Mel Pender

Personal information
- Born: October 31, 1937 (age 88) Atlanta, Georgia, U.S.

Medal record
Men's athletics
Representing the United States
Olympic Games
| Gold medal – first place | 1968 Mexico City | 4 × 100 m relay |

= Mel Pender =

American sprinter

Melvin Pender Jr. (born October 31, 1937, in Atlanta, Georgia) competed as a runner in the 1964 and 1968 Olympics, winning an Olympic gold medal in the 4 × 100 m relay at the 1968 Summer Olympics. He had been a member of the Philadelphia Pioneer Track Club where he was coached by Alex Woodley, who had coached several other athletes who went on to participate in Olympic events.

==U.S. Army career==
Pender enlisted in the U.S. Army at age 17. In 1960 he was assigned to the 82nd Airborne Division on Okinawa. Following the 1964 Tokyo Olympics, he returned to military service, graduating from Officer Candidate School in 1965. He was subsequently deployed to South Vietnam where he served with the 9th Infantry Division in the Mekong Delta. Subsequently he was ordered to return to the U.S. to train for 1968 Olympics in Mexico City.

After the 1968 Olympics, Pender returned to South Vietnam where he earned a Bronze Star Medal. Returning to the U.S. in August 1970, he then worked as assistant track and field coach and then as head track coach at the United States Military Academy at West Point. He later earned a bachelor's degree from Adelphi University. He retired from the Army in 1976 with the rank of Captain.

==Olympic athlete==
While serving in the U.S. Army his incredible speed was noticed in camp football games. He was selected to the 1964 Olympic Team, but was hampered by injury and finished seventh in the 100 meters at Tokyo.

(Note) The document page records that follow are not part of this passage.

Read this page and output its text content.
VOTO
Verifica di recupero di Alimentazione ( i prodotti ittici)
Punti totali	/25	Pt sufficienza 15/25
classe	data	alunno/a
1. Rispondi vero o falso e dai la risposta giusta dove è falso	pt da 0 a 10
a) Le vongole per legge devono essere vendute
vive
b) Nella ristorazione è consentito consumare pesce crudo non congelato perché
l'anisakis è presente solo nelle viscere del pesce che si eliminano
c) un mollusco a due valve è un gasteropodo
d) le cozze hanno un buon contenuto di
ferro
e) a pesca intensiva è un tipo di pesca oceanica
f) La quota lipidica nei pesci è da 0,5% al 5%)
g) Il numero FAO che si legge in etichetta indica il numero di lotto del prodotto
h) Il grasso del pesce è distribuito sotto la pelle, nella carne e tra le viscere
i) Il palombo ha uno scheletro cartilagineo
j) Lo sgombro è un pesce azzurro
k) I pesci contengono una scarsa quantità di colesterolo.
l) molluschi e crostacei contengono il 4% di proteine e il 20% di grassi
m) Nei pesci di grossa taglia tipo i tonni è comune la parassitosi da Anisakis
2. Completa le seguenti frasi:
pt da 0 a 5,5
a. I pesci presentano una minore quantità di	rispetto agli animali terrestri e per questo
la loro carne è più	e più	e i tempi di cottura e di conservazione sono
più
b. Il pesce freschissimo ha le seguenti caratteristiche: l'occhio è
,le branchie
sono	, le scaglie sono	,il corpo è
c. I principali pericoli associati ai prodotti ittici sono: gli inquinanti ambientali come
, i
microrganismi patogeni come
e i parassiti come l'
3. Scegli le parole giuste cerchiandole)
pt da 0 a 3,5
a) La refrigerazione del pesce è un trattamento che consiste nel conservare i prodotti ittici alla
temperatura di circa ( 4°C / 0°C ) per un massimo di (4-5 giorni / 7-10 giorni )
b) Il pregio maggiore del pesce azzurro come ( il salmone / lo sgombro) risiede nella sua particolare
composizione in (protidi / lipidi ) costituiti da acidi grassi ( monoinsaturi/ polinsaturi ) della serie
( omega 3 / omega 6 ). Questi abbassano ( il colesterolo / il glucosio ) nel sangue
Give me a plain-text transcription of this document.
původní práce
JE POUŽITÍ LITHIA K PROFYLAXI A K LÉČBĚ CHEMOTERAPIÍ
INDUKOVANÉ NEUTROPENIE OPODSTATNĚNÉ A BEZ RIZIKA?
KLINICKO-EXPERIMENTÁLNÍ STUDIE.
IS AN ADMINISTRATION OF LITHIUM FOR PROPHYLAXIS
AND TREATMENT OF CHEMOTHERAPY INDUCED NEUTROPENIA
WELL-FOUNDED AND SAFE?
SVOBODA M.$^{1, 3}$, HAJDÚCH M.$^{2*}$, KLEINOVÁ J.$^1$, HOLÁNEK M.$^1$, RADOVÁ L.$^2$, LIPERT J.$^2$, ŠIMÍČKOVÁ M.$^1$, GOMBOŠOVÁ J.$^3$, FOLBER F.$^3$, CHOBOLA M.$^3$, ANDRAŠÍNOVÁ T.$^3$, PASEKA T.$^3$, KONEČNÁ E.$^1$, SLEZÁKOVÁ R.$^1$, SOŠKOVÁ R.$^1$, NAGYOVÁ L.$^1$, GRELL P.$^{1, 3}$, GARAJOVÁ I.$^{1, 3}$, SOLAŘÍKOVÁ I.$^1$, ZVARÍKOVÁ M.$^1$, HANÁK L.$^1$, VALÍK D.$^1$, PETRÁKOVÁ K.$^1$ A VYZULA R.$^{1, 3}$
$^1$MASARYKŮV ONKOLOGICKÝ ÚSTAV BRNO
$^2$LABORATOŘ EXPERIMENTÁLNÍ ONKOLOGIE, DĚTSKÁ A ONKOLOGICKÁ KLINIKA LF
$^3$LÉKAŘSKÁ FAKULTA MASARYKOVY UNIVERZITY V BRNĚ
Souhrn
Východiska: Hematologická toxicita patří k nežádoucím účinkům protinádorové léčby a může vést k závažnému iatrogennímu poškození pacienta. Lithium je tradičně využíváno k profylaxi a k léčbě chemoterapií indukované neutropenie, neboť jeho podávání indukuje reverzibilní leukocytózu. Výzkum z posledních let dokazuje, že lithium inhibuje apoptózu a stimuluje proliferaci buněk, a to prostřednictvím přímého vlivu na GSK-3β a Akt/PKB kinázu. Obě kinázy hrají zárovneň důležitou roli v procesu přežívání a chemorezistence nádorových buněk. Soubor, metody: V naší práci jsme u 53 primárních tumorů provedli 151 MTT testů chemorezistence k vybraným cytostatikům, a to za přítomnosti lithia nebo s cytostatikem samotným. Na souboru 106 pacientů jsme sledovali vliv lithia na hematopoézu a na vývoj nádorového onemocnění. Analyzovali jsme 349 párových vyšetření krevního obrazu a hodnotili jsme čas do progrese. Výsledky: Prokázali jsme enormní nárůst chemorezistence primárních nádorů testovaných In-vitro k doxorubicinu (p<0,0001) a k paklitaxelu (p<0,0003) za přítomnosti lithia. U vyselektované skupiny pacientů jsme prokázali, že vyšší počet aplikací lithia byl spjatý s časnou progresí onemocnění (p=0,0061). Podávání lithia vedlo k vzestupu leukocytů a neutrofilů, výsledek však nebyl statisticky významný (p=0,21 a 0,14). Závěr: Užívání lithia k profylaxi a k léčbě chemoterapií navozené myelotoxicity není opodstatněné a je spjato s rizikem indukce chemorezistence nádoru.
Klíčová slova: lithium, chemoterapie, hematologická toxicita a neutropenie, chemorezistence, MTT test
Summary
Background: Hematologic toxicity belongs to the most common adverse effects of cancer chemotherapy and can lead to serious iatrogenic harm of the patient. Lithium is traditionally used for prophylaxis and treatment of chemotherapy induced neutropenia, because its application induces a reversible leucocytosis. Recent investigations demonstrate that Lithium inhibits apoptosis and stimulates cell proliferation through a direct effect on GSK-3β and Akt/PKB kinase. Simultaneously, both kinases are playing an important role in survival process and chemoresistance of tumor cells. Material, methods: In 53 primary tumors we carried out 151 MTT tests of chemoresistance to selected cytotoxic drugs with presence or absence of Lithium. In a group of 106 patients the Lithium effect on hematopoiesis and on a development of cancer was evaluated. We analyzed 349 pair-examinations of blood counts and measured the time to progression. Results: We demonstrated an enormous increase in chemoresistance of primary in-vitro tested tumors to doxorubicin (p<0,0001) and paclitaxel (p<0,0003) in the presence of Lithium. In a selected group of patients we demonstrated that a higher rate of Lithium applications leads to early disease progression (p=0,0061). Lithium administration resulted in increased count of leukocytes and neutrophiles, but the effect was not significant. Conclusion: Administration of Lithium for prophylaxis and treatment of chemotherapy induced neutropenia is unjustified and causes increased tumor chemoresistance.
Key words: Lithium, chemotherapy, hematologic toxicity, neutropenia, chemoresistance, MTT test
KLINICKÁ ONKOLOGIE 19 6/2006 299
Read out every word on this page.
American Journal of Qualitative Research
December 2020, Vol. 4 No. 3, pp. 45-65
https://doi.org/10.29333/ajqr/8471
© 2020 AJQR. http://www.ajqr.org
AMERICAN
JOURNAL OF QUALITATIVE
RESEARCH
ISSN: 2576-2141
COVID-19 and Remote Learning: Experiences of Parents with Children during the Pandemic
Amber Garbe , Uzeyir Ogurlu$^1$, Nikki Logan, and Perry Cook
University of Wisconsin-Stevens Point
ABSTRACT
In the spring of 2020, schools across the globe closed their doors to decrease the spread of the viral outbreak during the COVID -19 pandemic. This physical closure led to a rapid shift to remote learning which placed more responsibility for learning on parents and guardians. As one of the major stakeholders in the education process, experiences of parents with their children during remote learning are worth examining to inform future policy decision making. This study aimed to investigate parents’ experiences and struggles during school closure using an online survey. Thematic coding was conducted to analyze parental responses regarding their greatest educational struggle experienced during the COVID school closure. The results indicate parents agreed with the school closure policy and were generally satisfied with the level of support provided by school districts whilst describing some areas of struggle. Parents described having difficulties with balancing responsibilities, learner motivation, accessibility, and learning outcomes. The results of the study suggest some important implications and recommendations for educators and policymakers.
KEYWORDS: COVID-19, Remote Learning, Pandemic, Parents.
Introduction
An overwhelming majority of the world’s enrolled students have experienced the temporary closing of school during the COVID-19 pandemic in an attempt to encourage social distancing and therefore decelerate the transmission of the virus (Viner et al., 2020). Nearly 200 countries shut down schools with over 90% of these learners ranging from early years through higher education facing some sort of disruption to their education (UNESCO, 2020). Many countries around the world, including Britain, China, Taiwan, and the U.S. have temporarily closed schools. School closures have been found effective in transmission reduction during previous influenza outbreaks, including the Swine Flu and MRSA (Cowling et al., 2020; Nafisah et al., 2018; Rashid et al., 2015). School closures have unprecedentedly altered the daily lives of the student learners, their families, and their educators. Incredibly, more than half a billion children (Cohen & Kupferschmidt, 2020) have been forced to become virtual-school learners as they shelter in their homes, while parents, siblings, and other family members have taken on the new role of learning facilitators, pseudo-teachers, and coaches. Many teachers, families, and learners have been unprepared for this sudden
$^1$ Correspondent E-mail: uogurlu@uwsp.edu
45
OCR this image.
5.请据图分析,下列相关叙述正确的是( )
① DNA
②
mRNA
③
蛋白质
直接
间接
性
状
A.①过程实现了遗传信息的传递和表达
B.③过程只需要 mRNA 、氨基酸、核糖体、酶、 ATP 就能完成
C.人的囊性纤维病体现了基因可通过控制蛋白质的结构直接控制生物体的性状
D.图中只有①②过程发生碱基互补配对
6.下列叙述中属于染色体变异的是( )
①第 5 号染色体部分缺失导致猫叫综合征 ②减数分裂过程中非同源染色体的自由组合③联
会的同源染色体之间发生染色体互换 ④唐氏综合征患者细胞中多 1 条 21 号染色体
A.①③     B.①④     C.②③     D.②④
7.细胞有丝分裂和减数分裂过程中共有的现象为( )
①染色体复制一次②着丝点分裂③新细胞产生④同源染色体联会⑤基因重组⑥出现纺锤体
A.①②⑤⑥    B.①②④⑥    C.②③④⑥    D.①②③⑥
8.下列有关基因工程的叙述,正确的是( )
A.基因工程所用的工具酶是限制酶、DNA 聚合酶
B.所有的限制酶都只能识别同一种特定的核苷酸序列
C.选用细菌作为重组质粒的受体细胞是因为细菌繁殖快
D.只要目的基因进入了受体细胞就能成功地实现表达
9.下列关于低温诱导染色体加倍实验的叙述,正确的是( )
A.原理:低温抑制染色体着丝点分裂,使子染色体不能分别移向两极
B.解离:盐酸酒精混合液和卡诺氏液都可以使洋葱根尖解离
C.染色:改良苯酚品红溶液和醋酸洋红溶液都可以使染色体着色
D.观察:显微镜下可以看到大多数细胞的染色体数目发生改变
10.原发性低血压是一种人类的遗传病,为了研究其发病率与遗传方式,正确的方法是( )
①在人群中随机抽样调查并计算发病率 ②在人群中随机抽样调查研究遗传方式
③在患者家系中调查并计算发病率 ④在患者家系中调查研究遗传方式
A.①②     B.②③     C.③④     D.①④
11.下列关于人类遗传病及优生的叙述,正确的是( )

Nearing age 31, Pender again made it to the 100 m final, where his explosive start and exceptional acceleration brought him to the lead midway through the race, but he faded slightly and finished sixth. In the relay, he was chosen to run the second leg. The American team won the gold medal in a new world record of 38.24 seconds. He also set world records in the 50 yds at 5.0, 60 yds at 5.8, 70 yds at 6.8 and 100 meters at 9.9 seconds.